2.1.De rechtbank heeft in haar uitspraak de navolgende feiten vastgesteld (in deze uitspraak is belanghebbende aangeduid als ‘eiseres’ en de inspecteur als ‘verweerder’):
“1. Eiseres is geboren in 1970. Zij is lichamelijk en verstandelijk zeer beperkt en staat daarom onder bewind van haar ouders, [naam 1] en [naam 2] .
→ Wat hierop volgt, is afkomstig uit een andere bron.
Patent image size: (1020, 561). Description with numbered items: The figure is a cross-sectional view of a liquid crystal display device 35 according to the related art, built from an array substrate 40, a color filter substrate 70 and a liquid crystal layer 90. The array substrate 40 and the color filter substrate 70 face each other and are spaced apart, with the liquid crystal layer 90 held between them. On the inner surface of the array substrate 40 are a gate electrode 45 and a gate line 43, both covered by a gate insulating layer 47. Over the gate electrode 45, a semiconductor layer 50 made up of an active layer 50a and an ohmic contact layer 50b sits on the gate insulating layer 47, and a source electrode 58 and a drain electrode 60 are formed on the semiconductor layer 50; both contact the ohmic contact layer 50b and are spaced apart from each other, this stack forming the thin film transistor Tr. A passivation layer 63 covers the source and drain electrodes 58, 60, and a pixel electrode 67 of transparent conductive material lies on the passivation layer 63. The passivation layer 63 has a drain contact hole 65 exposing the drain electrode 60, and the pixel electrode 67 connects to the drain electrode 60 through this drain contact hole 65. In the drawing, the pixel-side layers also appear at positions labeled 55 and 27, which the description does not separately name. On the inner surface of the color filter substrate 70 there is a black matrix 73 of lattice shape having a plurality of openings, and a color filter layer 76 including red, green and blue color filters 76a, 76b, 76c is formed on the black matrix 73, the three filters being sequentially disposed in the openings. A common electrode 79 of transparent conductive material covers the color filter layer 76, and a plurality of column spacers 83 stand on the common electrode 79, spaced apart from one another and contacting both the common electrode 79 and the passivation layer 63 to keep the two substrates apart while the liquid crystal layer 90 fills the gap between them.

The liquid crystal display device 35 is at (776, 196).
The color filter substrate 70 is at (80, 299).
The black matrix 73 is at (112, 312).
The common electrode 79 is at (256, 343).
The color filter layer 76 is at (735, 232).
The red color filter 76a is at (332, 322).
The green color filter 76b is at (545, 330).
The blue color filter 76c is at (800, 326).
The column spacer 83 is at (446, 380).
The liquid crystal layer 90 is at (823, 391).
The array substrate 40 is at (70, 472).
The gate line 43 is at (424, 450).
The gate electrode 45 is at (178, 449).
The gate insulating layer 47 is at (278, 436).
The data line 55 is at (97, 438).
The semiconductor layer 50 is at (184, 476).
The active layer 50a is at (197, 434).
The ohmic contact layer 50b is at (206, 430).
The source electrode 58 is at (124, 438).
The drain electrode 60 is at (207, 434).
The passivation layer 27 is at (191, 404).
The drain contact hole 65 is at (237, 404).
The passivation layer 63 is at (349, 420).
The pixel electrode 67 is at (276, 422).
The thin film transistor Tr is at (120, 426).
2. In 2017 genoot eiseres een Wajonguitkering van € 15.136 waarop € 2.529 loonheffing is ingehouden. In de aangifte IB/PVV over het jaar 2017 heeft eiseres een biww, vόόr toepassing van de persoonsgebonden aftrek, aangegeven van € 15.136 en een persoonsgebonden aftrek van € 24.994, welk bedrag als volgt kan worden gespecificeerd:
Uitgaven voor hulpmiddelen
€
10.168
Afschrijving woningaanpassing
-
400
Uitgaven voor vervoer
-
3.051
Kleding en beddengoed
-
750
Genees- en heelkundige hulp
-
5.126
€
19.495
Verhoging
-
5.748
€
25.243
Drempel
-
249
€
24.994
3. Met dagtekening 17 augustus 2018 is aan eiseres een voorlopige aanslag opgelegd, berekend naar een biww van nihil. Het aanslagbiljet vermeldt een te ontvangen bedrag van € 2.529.
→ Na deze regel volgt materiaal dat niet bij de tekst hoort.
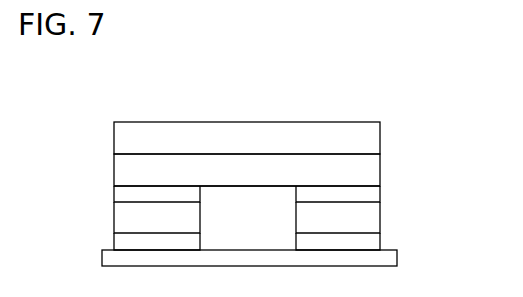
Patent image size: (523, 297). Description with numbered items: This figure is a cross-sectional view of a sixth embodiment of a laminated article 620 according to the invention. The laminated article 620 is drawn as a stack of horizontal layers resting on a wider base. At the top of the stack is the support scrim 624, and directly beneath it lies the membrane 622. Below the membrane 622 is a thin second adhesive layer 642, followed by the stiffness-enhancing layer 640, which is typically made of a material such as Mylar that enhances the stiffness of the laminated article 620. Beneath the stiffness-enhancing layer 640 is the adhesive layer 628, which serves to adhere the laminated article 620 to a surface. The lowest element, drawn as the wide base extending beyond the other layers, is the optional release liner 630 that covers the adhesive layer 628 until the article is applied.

The laminated article 620 is at (206, 90).
The support scrim 624 is at (380, 140).
The membrane 622 is at (380, 172).
The second adhesive layer 642 is at (380, 197).
The stiffness-enhancing layer 640 is at (380, 217).
The adhesive layer 628 is at (380, 240).
The release liner 630 is at (397, 255).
4. Per brief van 12 juni 2019 heeft verweerder eiseres vragen gesteld over de aangegeven persoonsgebonden aftrek en gevraagd om een duidelijke specificatie van en toelichting op het in aftrek gebrachte bedrag en gevraagd om toezending van nota’s en betalingsbewijzen. Omdat een antwoord uitbleef heeft verweerder eiseres per brief van 3 juli 2019 nogmaals in de gelegenheid gesteld te reageren.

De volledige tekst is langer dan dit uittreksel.